Comparing travel behavior during 2019 and 2020 in the New York City Taxi and Limousine Commission trip records
This mini project was written alongside my Term 3 learning team partner, Jasper Pangan. This was submitted for our Big Data and Cloud Computing class held from September 2020 to January 2021. In this mini project, we were tasked to do an exploratory data analysis on 15 GB worth of data (size is prior to pre-processing). We were required to use Dask, a Python library specifically for wrangling big data.
Objective
Government response has worked double time to balance safety of the people as well as health of the economy. However, the impact of the pandemic still stands to this day: unemployment has surged, businesses and restaurants have shut down, and lives have been lost.
In this paper, we zoom in to see how the pandemic has affected transactions made with New York taxi drivers and compare this to their figures before the pandemic. With New York City being the epicenter of the COVID-19 pandemic, how has travel behavior changed through the course of 2020 compared to pre-pandemic times?
About the data
Data of trips taken by taxis and vehicles in New York City were retrieved from the NYC Taxi and Limousine Commission (TLC) Trip Record Data found in the Registry of Open Data on Amazon Web Services (AWS) S3 bucket.
As of writing this, data available was only from January 1, 2019 to June 30, 2020. This corresponds to 9.36 GB worth of data. After preprocessing, this corresponds to 80,810,133 transactions in 2019 and 15,859,906 transactions in 2020.
Methodology
- Establishment of Dask Cluster: We first set up our Dask scheduler and workers through Amazon Web Services’ Elastic Compute Cloud (AWS EC2) web service, as we will be dealing with \(9.36\) GB of data thus the need for distributed computing. To run the succeeding codes, we have assigned Jojie, the Asian Institute of Management’s supercomputer, as our client.
- Data Extraction: After establishing the connections of our client, scheduler, and workers, we extracted NYC TLC data from the AWS Registry of Open Data [6]. The extracted data covers the period of January 2019 to June 2020 (the most recent data as of this study). To focus our efforts, the scope was trimmed down to Yellow Taxis which refers to the official taxicabs in New York City.

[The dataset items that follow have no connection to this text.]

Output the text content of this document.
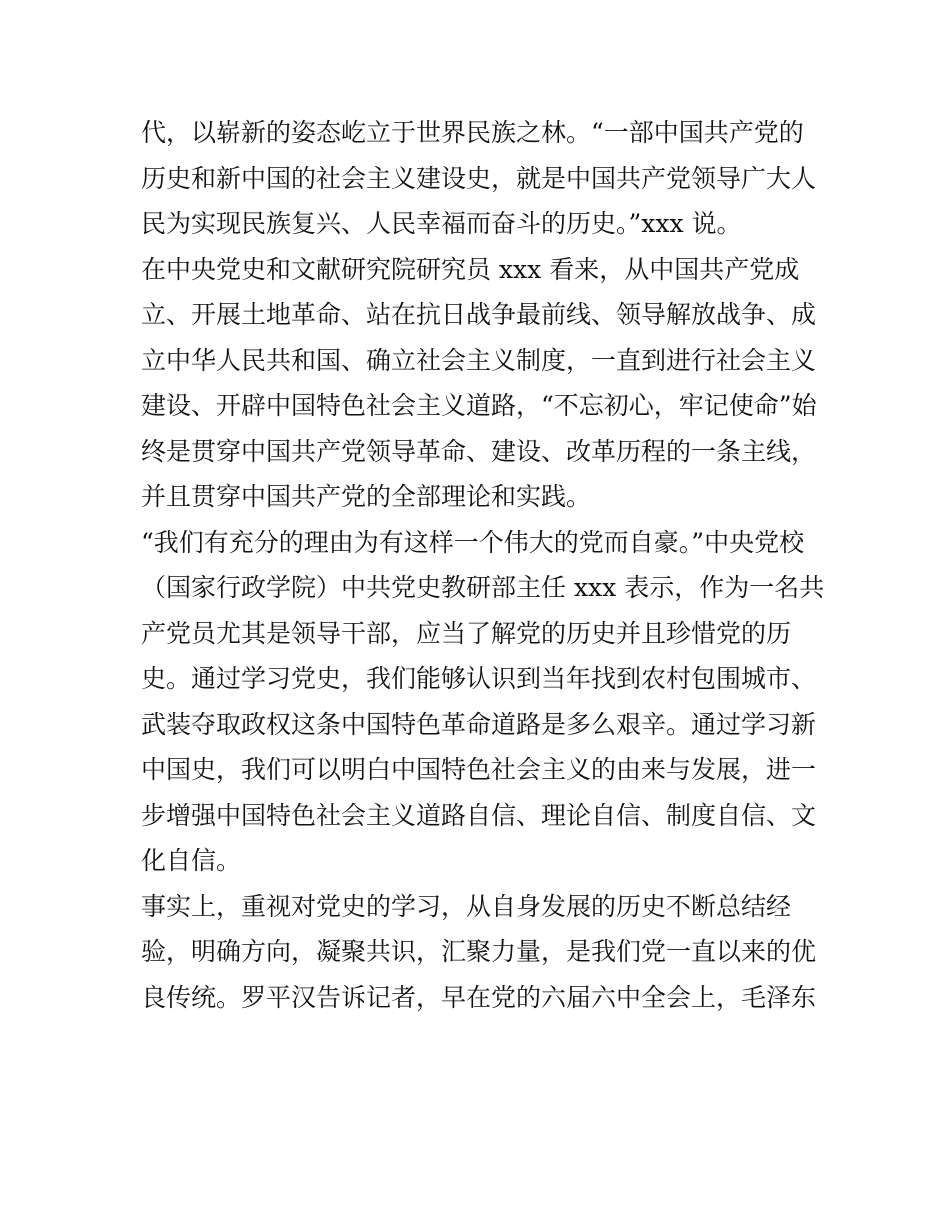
代，以崭新的姿态屹立于世界民族之林。“一部中国共产党的

历史和新中国的社会主义建设史，就是中国共产党领导广大人

民为实现民族复兴、人民幸福而奋斗的历史。”xxx 说。

在中央党史和文献研究院研究员 xxx 看来，从中国共产党成

立、开展土地革命、站在抗日战争最前线、领导解放战争、成

立中华人民共和国、确立社会主义制度，一直到进行社会主义

建设、开辟中国特色社会主义道路，“不忘初心，牢记使命”始

终是贯穿中国共产党领导革命、建设、改革历程的一条主线，

并且贯穿中国共产党的全部理论和实践。

“我们有充分的理由为有这样一个伟大的党而自豪。”中央党校

（国家行政学院）中共党史教研部主任 xxx 表示，作为一名共

产党员尤其是领导干部，应当了解党的历史并且珍惜党的历

史。通过学习党史，我们能够认识到当年找到农村包围城市、

武装夺取政权这条中国特色革命道路是多么艰辛。通过学习新

中国史，我们可以明白中国特色社会主义的由来与发展，进一

步增强中国特色社会主义道路自信、理论自信、制度自信、文

化自信。

事实上，重视对党史的学习，从自身发展的历史不断总结经

验，明确方向，凝聚共识，汇聚力量，是我们党一直以来的优

良传统。罗平汉告诉记者，早在党的六届六中全会上，毛泽东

- Data Processing: We then cleaned the data by applying the following: 1) extracting year, month, day, and hour of transaction based on tpep_pickup_datetime; 2) adding a trip count; and 3) removing invalid trips (i.e., trips with invalid zones, no fare, no distance traveled, and no passengers).
- Exploratory Data Analysis (EDA) and Descriptive Analytics: In our EDA, we answered the following questions and researched on supporting facts and evidence in current events:
- How has the pandemic affected the daily number of taxi transactions?
- Comparing 2019 and 2020 travel patterns, where were people coming from and heading to?
- In analyzing 2020 travel patterns, were people traveling to and/or from known COVID-19 hotspots?
- In taxi trips, were people practicing social distancing by limiting the number of people within taxi trips?
- How did payment behavior change due to the pandemic?
- Since New York has implemented a phased reopening, how did this affect mobility of New Yorkers?
Insights
- Consistent with Gov. Andrew Cuomo’s stay-at-home orders issued on March 22, demand for taxis plummeted. However, travel ban for taxis were never issued. Instead, the quick drop in transactions is a demand-driven impact of the stay-at-home orders to the general New York population, as shown in the above graph. Nonetheless, it was too late, as New York quickly became the epicenter of the COVID-19 pandemic during early 2020.
- We found little change in routes and in travel times of New Yorkers, but instead we found that New Yorkers strictly complied with the stay-at-home measures enacted by the government, thus signifying a drop in the volume of taxi transactions.
- People usually travelled alone in pre-pandemic times, but this phenomenon increased during the pandemic. When lockdown measures eased in June 2020, couple passengers gradually increased.
- We also found that cashless transactions were banned by legislators in January 2020, and people are experiencing the impacts of this legislation.
- With the reopening of New York, we are now seeing a small increase in volume of transactions, and this should help NYC taxi drivers.